With the impending deadline for physicians’ medical
practices to adopt the Version 5010 HIPAA standards that replaces the 4010
standards, there are many reasons for the delays related to the conversion. As
January 1, 2012 is the required date for the adoption of the 5010 standard, the
necessary changes for this important procedure are associated with major
billing processes such as transaction acknowledgement,
eligibility inquiry, claim status inquiry, claims submission and
remission. Though the CMS launched the Enforcement Deadline Extension of March
31, it will not be a substitute for the January 1, 5010 deadline.
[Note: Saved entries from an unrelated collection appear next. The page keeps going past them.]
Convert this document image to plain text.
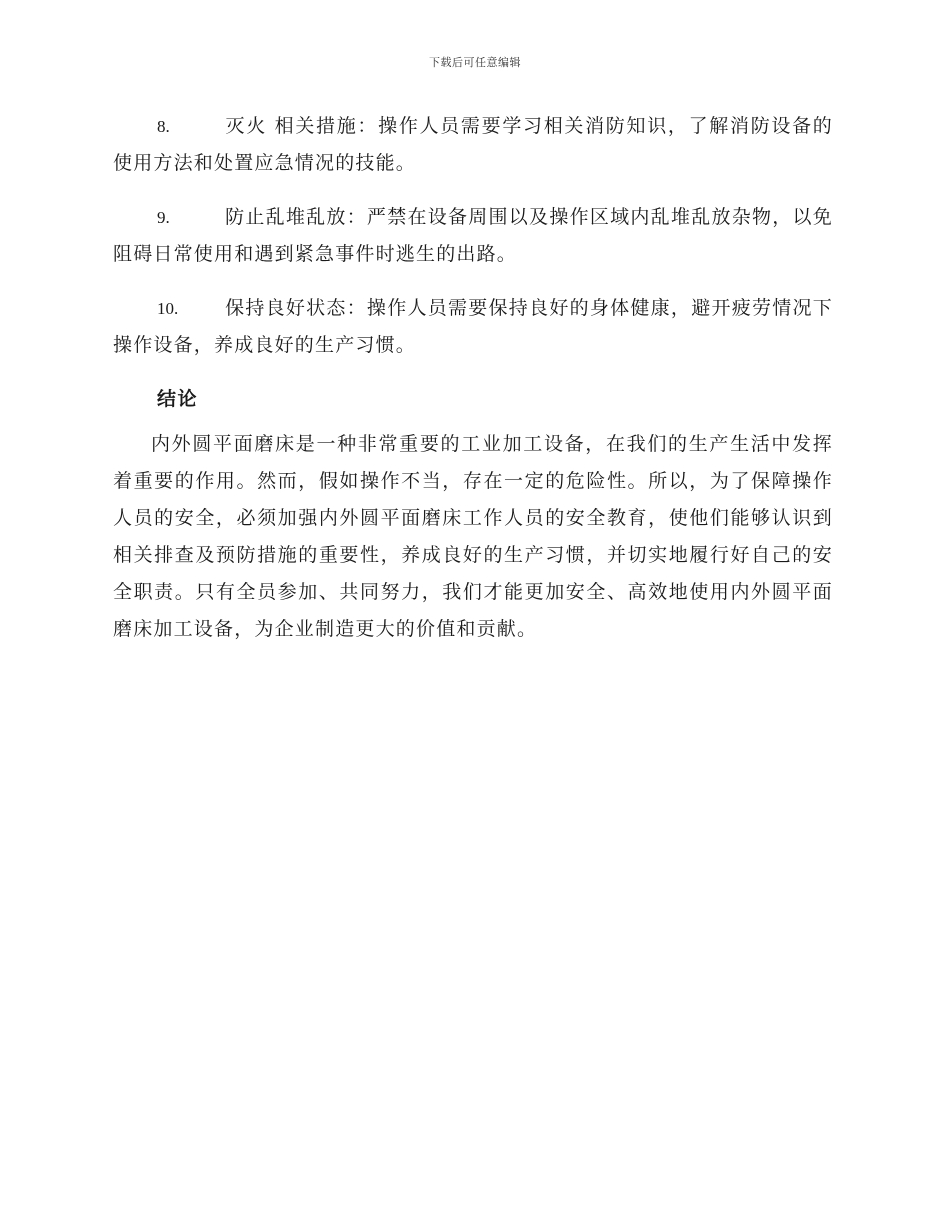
下载后可任意编辑

8.	灭火 相关措施：操作人员需要学习相关消防知识，了解消防设备的使用方法和处置应急情况的技能。

9.	防止乱堆乱放：严禁在设备周围以及操作区域内乱堆乱放杂物，以免阻碍日常使用和遇到紧急事件时逃生的出路。

10. 保持良好状态：操作人员需要保持良好的身体健康，避开疲劳情况下操作设备，养成良好的生产习惯。

结论

内外圆平面磨床是一种非常重要的工业加工设备，在我们的生产生活中发挥着重要的作用。然而，假如操作不当，存在一定的危险性。所以，为了保障操作人员的安全，必须加强内外圆平面磨床工作人员的安全教育，使他们能够认识到相关排查及预防措施的重要性，养成良好的生产习惯，并切实地履行好自己的安全职责。只有全员参加、共同努力，我们才能更加安全、高效地使用内外圆平面磨床加工设备，为企业制造更大的价值和贡献。
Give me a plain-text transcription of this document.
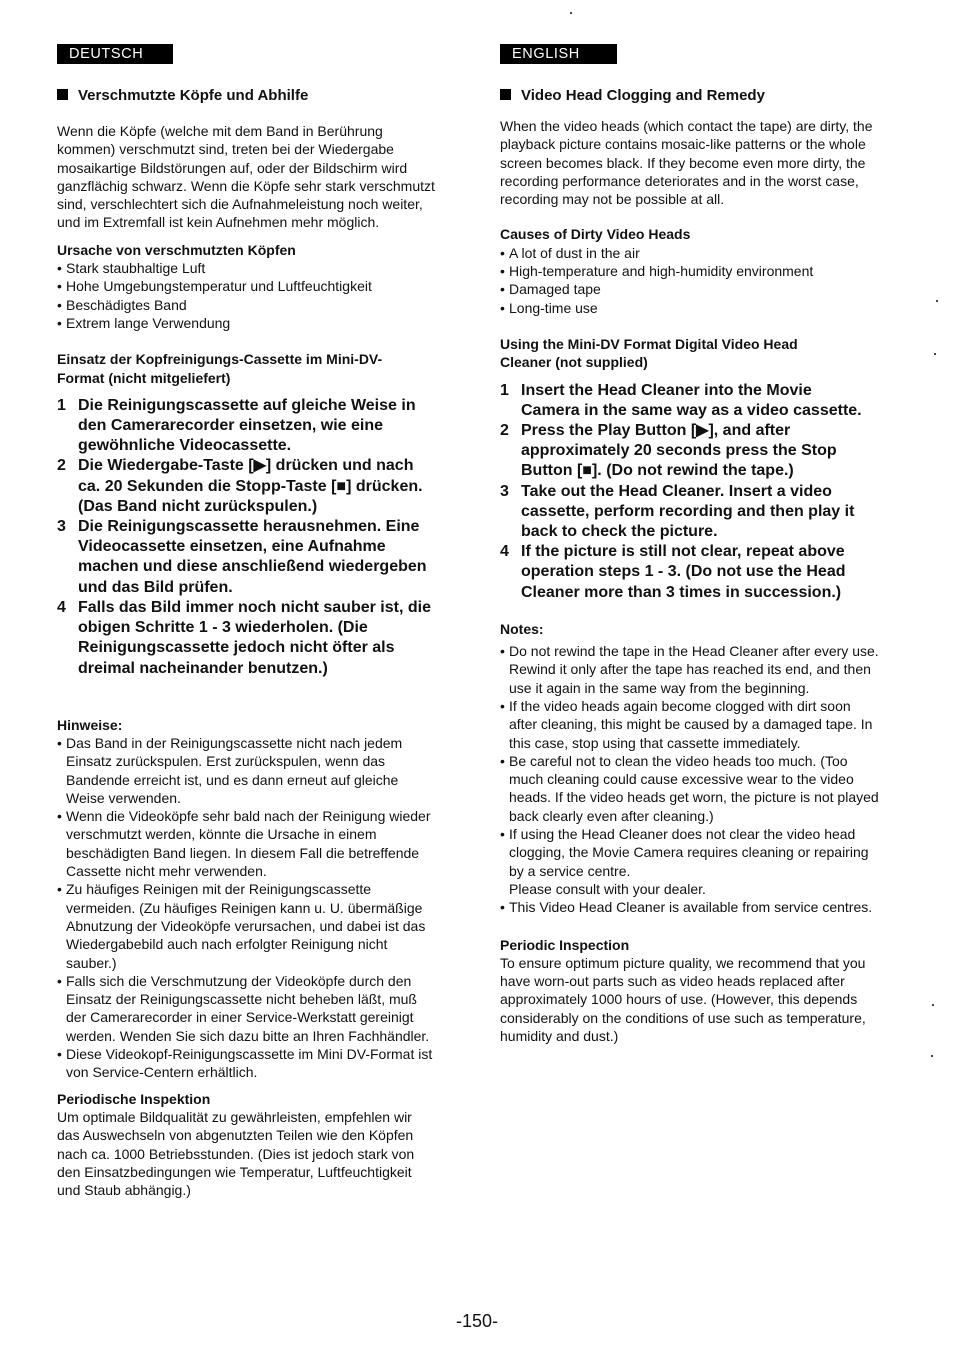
DEUTSCH
Verschmutzte Köpfe und Abhilfe

Wenn die Köpfe (welche mit dem Band in Berührung kommen) verschmutzt sind, treten bei der Wiedergabe mosaikartige Bildstörungen auf, oder der Bildschirm wird ganzflächig schwarz. Wenn die Köpfe sehr stark verschmutzt sind, verschlechtert sich die Aufnahmeleistung noch weiter, und im Extremfall ist kein Aufnehmen mehr möglich.

Ursache von verschmutzten Köpfen
• Stark staubhaltige Luft
• Hohe Umgebungstemperatur und Luftfeuchtigkeit
• Beschädigtes Band
• Extrem lange Verwendung
Einsatz der Kopfreinigungs-Cassette im Mini-DV-Format (nicht mitgeliefert)
1 Die Reinigungscassette auf gleiche Weise in den Camerarecorder einsetzen, wie eine gewöhnliche Videocassette.
2 Die Wiedergabe-Taste [▶] drücken und nach ca. 20 Sekunden die Stopp-Taste [■] drücken. (Das Band nicht zurückspulen.)
3 Die Reinigungscassette herausnehmen. Eine Videocassette einsetzen, eine Aufnahme machen und diese anschließend wiedergeben und das Bild prüfen.
4 Falls das Bild immer noch nicht sauber ist, die obigen Schritte 1 - 3 wiederholen. (Die Reinigungscassette jedoch nicht öfter als dreimal nacheinander benutzen.)
Hinweise:
• Das Band in der Reinigungscassette nicht nach jedem Einsatz zurückspulen. Erst zurückspulen, wenn das Bandende erreicht ist, und es dann erneut auf gleiche Weise verwenden.
• Wenn die Videoköpfe sehr bald nach der Reinigung wieder verschmutzt werden, könnte die Ursache in einem beschädigten Band liegen. In diesem Fall die betreffende Cassette nicht mehr verwenden.
• Zu häufiges Reinigen mit der Reinigungscassette vermeiden. (Zu häufiges Reinigen kann u. U. übermäßige Abnutzung der Videoköpfe verursachen, und dabei ist das Wiedergabebild auch nach erfolgter Reinigung nicht sauber.)
• Falls sich die Verschmutzung der Videoköpfe durch den Einsatz der Reinigungscassette nicht beheben läßt, muß der Camerarecorder in einer Service-Werkstatt gereinigt werden. Wenden Sie sich dazu bitte an Ihren Fachhändler.
• Diese Videokopf-Reinigungscassette im Mini DV-Format ist von Service-Centern erhältlich.
Periodische Inspektion

Um optimale Bildqualität zu gewährleisten, empfehlen wir das Auswechseln von abgenutzten Teilen wie den Köpfen nach ca. 1000 Betriebsstunden. (Dies ist jedoch stark von den Einsatzbedingungen wie Temperatur, Luftfeuchtigkeit und Staub abhängig.)

ENGLISH
Video Head Clogging and Remedy

When the video heads (which contact the tape) are dirty, the playback picture contains mosaic-like patterns or the whole screen becomes black. If they become even more dirty, the recording performance deteriorates and in the worst case, recording may not be possible at all.

Causes of Dirty Video Heads
• A lot of dust in the air
• High-temperature and high-humidity environment
• Damaged tape
• Long-time use
Using the Mini-DV Format Digital Video Head Cleaner (not supplied)
1 Insert the Head Cleaner into the Movie Camera in the same way as a video cassette.
2 Press the Play Button [▶], and after approximately 20 seconds press the Stop Button [■]. (Do not rewind the tape.)
3 Take out the Head Cleaner. Insert a video cassette, perform recording and then play it back to check the picture.
4 If the picture is still not clear, repeat above operation steps 1 - 3. (Do not use the Head Cleaner more than 3 times in succession.)
Notes:
• Do not rewind the tape in the Head Cleaner after every use. Rewind it only after the tape has reached its end, and then use it again in the same way from the beginning.
• If the video heads again become clogged with dirt soon after cleaning, this might be caused by a damaged tape. In this case, stop using that cassette immediately.
• Be careful not to clean the video heads too much. (Too much cleaning could cause excessive wear to the video heads. If the video heads get worn, the picture is not played back clearly even after cleaning.)
• If using the Head Cleaner does not clear the video head clogging, the Movie Camera requires cleaning or repairing by a service centre.
Please consult with your dealer.
• This Video Head Cleaner is available from service centres.
Periodic Inspection

To ensure optimum picture quality, we recommend that you have worn-out parts such as video heads replaced after approximately 1000 hours of use. (However, this depends considerably on the conditions of use such as temperature, humidity and dust.)

-150-
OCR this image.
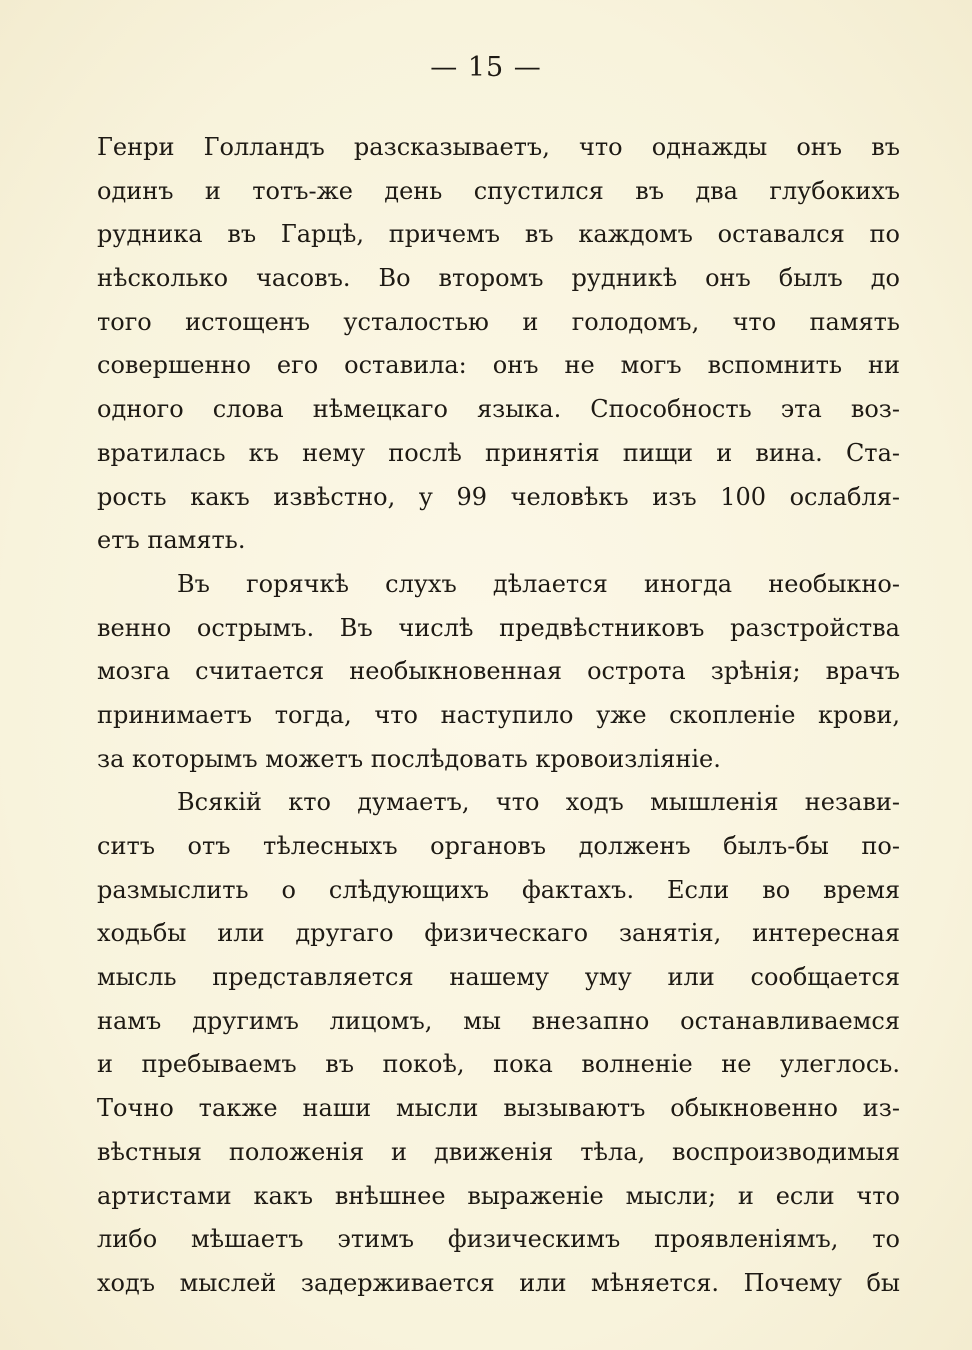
— 15 —
Генри Голландъ разсказываетъ, что однажды онъ въ
одинъ и тотъ-же день спустился въ два глубокихъ
рудника въ Гарцѣ, причемъ въ каждомъ оставался по
нѣсколько часовъ. Во второмъ рудникѣ онъ былъ до
того истощенъ усталостью и голодомъ, что память
совершенно его оставила: онъ не могъ вспомнить ни
одного слова нѣмецкаго языка. Способность эта воз-
вратилась къ нему послѣ принятія пищи и вина. Ста-
рость какъ извѣстно, у 99 человѣкъ изъ 100 ослабля-
етъ память.
Въ горячкѣ слухъ дѣлается иногда необыкно-
венно острымъ. Въ числѣ предвѣстниковъ разстройства
мозга считается необыкновенная острота зрѣнія; врачъ
принимаетъ тогда, что наступило уже скопленіе крови,
за которымъ можетъ послѣдовать кровоизліяніе.
Всякій кто думаетъ, что ходъ мышленія незави-
ситъ отъ тѣлесныхъ органовъ долженъ былъ-бы по-
размыслить о слѣдующихъ фактахъ. Если во время
ходьбы или другаго физическаго занятія, интересная
мысль представляется нашему уму или сообщается
намъ другимъ лицомъ, мы внезапно останавливаемся
и пребываемъ въ покоѣ, пока волненіе не улеглось.
Точно также наши мысли вызываютъ обыкновенно из-
вѣстныя положенія и движенія тѣла, воспроизводимыя
артистами какъ внѣшнее выраженіе мысли; и если что
либо мѣшаетъ этимъ физическимъ проявленіямъ, то
ходъ мыслей задерживается или мѣняется. Почему бы
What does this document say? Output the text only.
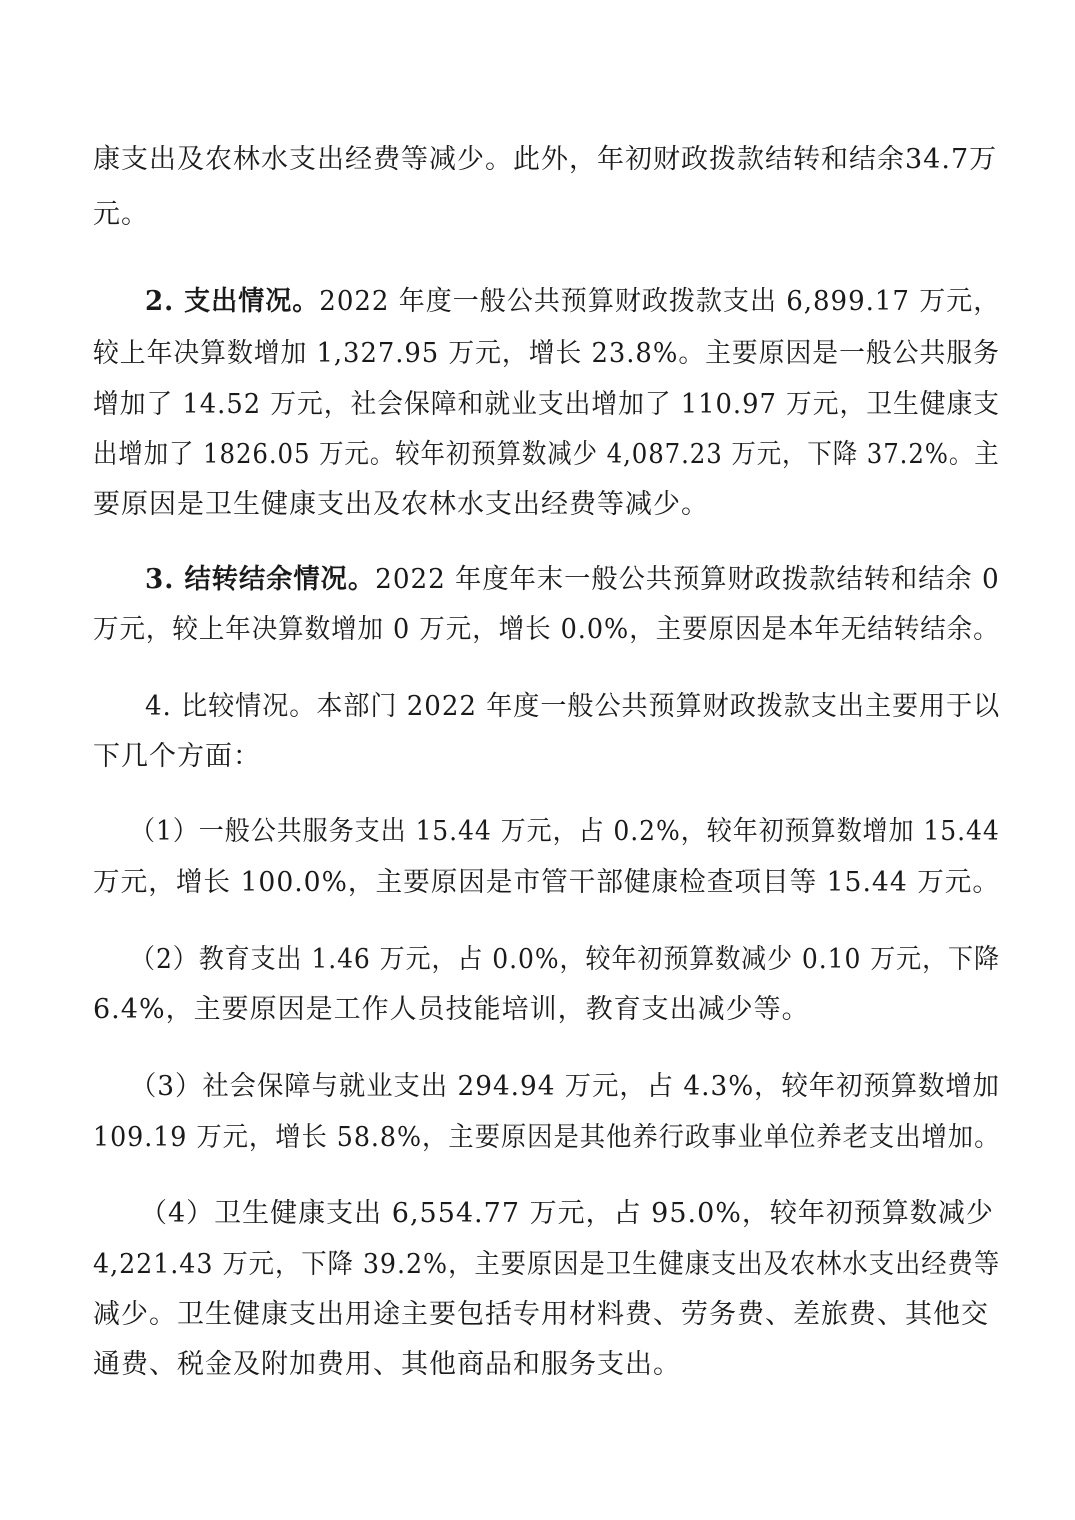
康支出及农林水支出经费等减少。此外，年初财政拨款结转和结余34.7万
元。
2. 支出情况。2022 年度一般公共预算财政拨款支出 6,899.17 万元，
较上年决算数增加 1,327.95 万元，增长 23.8%。主要原因是一般公共服务
增加了 14.52 万元，社会保障和就业支出增加了 110.97 万元，卫生健康支
出增加了 1826.05 万元。较年初预算数减少 4,087.23 万元，下降 37.2%。主
要原因是卫生健康支出及农林水支出经费等减少。
3. 结转结余情况。2022 年度年末一般公共预算财政拨款结转和结余 0
万元，较上年决算数增加 0 万元，增长 0.0%，主要原因是本年无结转结余。
4. 比较情况。本部门 2022 年度一般公共预算财政拨款支出主要用于以
下几个方面：
（1）一般公共服务支出 15.44 万元，占 0.2%，较年初预算数增加 15.44
万元，增长 100.0%，主要原因是市管干部健康检查项目等 15.44 万元。
（2）教育支出 1.46 万元，占 0.0%，较年初预算数减少 0.10 万元，下降
6.4%，主要原因是工作人员技能培训，教育支出减少等。
（3）社会保障与就业支出 294.94 万元，占 4.3%，较年初预算数增加
109.19 万元，增长 58.8%，主要原因是其他养行政事业单位养老支出增加。
（4）卫生健康支出 6,554.77 万元，占 95.0%，较年初预算数减少
4,221.43 万元，下降 39.2%，主要原因是卫生健康支出及农林水支出经费等
减少。卫生健康支出用途主要包括专用材料费、劳务费、差旅费、其他交
通费、税金及附加费用、其他商品和服务支出。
As the Enforcement Deadline Extension varies from
the Compliance Deadline, it means that the government will not inquire with
those parties that do not act in accordance with the Version 5010 until a
complaint is registered. There is speculation that Medicare and payors will not
accept claims that are submitted after January 1 and it is time for practices
to start preparing for the 5010 deadline. The background of the 5010 version stems from
the Health Insurance Portability and Accountability Act (HIPAA) enacted by the Congress
15 years back in 1996. This Act in turn
created the HIPAA Privacy Standard, the HIPAA Security Standard and innumerable
Notice of Privacy
Practices forms. One of the aspects of the HIPAA requirement stated that the
Department of Health & Human Services should establish norms for all
covered entities. These norms are related to clearinghouses, health plans,
medical practices and other associated entities for use in electronically
transmitted core administrative transactions.
The
existing standard is called 4010 or X12 Version 4010/4010A1. Version 5010
allows for expansion of efficiency for claims transaction and accommodation of
ICD-10 codes to be launched in October 2013. Version 5010 leverages a practice's
electronic claims transactions but does not affect a practice's clinical
operation. Some of the practices are exempted from adhering to the 5010
conversion such as practices with less than 10 employees working full-time are
not expected to comply with the administrative simplification provisions of
HIPAA. The practice management software electronic clearinghouse or the vendor
should be contacted for the necessary advice, submission of a full nine-digit
Zip Code when reporting for the service facility and billing provider, P.O.
boxes and lock box addresses and a physical address for the billing provider.